4. Powers Boothe. Great movies need great villains and this guy was a prick. I like how his lighter looks just like a bomb detonator. Do they sell that shit at some kind of Super Villain Novelty store? I'll take the ballpoint pen that looks like a machete, please.
5. The completely unnecessary opener. Basically, it's Van Damme as a firefighter who can't save a kid from a burning house. Apparently this crippled him emotionally both in his profession (he now changes light bulbs in the Civic Arena) and his home life (his wife left him not long after). I think it's important to have these establishing emotional scenes for a character to later jam a chicken bone into a guy's neck.

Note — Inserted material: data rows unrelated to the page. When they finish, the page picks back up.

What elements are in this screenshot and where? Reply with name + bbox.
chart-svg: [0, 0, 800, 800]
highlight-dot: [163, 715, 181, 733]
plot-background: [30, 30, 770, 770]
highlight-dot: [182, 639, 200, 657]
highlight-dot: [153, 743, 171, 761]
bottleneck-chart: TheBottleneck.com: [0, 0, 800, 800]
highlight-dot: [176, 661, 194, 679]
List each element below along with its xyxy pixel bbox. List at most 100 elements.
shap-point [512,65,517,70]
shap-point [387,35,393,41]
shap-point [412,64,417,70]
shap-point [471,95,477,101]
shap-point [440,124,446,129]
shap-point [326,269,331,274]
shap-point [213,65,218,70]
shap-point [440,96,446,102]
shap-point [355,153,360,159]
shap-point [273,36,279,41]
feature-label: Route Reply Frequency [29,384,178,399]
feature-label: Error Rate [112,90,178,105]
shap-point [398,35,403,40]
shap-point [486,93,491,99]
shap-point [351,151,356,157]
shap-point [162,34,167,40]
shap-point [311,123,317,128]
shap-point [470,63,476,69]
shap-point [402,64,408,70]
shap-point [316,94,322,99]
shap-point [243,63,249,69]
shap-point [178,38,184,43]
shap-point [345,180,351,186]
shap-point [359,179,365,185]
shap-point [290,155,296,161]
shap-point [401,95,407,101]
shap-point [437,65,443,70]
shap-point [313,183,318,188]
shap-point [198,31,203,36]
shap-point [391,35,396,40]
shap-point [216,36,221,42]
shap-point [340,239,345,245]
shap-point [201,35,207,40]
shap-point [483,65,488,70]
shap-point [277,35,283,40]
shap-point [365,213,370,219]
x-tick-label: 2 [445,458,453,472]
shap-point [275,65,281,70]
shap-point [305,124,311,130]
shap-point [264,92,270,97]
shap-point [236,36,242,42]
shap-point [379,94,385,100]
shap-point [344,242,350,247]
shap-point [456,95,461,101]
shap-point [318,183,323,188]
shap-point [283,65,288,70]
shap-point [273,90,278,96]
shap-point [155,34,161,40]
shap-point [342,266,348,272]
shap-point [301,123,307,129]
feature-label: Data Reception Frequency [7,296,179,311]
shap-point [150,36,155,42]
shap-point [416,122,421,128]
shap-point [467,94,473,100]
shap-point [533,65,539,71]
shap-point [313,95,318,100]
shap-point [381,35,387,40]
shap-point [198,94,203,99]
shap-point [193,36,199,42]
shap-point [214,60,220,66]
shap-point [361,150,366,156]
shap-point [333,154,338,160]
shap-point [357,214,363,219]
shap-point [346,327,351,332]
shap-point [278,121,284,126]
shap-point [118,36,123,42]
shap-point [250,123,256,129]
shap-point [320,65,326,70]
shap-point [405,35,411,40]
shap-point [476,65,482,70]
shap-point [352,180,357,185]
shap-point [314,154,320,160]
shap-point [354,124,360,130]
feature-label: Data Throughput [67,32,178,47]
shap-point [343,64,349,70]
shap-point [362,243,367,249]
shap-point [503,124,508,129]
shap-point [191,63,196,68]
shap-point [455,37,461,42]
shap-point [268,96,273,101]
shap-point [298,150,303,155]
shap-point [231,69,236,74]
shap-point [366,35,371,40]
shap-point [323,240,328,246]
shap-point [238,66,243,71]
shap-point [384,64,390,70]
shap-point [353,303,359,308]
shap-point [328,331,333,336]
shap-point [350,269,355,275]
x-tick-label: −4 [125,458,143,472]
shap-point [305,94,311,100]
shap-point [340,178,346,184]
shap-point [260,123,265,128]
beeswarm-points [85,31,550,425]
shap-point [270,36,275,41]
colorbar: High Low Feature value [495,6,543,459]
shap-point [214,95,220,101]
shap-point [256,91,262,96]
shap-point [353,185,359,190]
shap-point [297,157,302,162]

6. The broadcast guys. They used the real Pittsburgh announcers for the movie, Mike Lange and Paul Stiegerwald. Doesn't sound like much to non-hockey fans, but how great is it to hear him bust out “Scratch my back with a hacksaw” during a fight scene? Did your precious “Die Hard” have that?
7. The brawl scene. Wait until you hear this. Here's the setup, Van Damme is being chased by a tiny white dude and a fat Polynesian guy. He ducks out through the locker room, eventually stealing the clothes of concussed Penguins goalie Mike Tolliver (made-up name by the way, I have no idea where Tom Barrasso was). Anyway, Van Damme ends up on the ice, robs Bernie Nichols on a breakaway and decides to punch another Blackhawk in the face, inciting a brawl.
Again, I mention, not even an Oscar nomination for this movie. What a travesty.